Zelf schreef Marten Toonder hierover op 20 september 1982 voor ‘Hollands Dagboek’ (gepubliceerd in de NRC
van 25 september dat jaar):
Voordeel van dit vak is dat men al tekenend kan denken. Ook naar radio luisteren, trouwens. BBC is onvervangbaar; wat zou ik zonder BBC 3 moeten beginnen?
BBC Radio 3 is sinds 1967 de klassieke radiozender van Groot-Brittannië, waarop ook hoorspelen worden uitgezonden. Toonder had zijn toestel altijd op deze zender staan.
Muziek vormde dus het ‘geluidsbehang’ waartegen Toonder zijn verhalen maakte. Het kan dan haast niet anders dan dat die muziek ook zijn verhalen beïnvloedde. Misschien niet bewust, maar wellicht onbewust.

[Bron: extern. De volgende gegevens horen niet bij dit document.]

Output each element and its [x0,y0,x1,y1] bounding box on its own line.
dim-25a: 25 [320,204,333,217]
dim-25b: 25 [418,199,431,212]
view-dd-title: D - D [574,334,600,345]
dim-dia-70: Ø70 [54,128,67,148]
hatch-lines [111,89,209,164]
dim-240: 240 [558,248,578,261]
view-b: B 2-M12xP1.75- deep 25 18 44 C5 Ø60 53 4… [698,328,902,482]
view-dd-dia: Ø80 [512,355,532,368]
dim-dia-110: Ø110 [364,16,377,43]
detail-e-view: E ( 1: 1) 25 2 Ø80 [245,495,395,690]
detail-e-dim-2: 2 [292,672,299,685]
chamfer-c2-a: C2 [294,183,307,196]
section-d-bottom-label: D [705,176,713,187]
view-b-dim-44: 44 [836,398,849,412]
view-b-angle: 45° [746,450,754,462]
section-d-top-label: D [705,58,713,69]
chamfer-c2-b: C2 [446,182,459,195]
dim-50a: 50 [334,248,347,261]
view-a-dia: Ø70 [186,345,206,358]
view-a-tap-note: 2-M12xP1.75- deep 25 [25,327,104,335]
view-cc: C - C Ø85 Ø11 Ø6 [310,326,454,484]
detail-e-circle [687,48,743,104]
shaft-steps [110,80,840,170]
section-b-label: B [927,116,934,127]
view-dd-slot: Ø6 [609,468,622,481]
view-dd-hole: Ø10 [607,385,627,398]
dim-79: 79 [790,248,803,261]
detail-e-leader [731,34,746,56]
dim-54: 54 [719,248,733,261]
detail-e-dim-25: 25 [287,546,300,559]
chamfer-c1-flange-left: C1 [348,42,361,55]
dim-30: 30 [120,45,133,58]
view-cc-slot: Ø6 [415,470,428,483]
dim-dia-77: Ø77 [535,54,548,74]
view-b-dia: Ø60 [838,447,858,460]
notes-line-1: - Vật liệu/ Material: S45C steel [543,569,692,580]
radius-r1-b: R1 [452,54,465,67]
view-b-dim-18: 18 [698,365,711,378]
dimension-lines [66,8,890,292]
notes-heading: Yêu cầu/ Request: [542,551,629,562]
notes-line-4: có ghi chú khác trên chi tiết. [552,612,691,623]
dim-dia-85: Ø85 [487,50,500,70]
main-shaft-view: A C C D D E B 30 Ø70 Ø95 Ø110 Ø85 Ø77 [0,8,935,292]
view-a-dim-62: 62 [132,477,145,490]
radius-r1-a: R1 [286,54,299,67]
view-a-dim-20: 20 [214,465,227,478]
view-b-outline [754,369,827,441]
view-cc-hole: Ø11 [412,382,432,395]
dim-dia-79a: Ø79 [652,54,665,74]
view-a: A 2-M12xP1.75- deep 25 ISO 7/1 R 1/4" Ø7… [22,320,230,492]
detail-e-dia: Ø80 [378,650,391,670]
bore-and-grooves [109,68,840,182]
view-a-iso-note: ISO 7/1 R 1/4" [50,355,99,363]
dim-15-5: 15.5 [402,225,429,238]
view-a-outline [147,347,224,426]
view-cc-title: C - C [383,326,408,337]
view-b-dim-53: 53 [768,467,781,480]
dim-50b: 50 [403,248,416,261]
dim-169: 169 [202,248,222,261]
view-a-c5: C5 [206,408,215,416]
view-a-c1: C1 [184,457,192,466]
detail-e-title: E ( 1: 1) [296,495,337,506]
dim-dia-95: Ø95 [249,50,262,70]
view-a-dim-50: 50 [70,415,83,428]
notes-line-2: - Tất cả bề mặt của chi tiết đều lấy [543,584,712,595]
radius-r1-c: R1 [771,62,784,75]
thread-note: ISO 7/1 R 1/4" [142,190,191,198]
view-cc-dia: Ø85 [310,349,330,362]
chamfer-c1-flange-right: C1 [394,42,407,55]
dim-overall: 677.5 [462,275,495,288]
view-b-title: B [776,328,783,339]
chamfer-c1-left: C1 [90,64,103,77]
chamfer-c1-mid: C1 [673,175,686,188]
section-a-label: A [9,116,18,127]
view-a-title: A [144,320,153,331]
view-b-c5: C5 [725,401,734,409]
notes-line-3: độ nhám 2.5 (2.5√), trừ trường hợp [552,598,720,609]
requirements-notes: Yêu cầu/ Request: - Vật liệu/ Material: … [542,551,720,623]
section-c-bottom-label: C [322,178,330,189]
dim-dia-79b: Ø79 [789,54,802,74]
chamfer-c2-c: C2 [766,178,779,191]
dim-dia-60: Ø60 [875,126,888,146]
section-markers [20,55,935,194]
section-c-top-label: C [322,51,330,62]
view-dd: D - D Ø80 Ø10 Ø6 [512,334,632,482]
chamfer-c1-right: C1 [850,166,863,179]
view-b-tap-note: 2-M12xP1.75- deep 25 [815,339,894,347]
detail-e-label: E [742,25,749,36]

Toonder vertelde in dit verband in 1992 (opgetekend in De Tao van Toonder, p. 38):
Als je tekent staat je verbeelding eigenlijk op een laag pitje. Je hebt van tevoren al bedacht wat je gaat tekenen. Dat staat reeds zwart op wit. Je gebruikt dan je techniek. Terwijl je tekent kan je bijvoorbeeld naar de radio luisteren. Je luistert bijvoorbeeld naar een hoorspel. Maar als ik schrijf, dan kan ik alleen maar naar muziek luisteren. Al het andere is dan te afleidend. Ik vind dat luisteren heerlijk, want muziek staat heel dicht bij waar je verbeelding vandaan komt. Zo kan ik beide werelden, buiten- en binnenwereld, verenigen.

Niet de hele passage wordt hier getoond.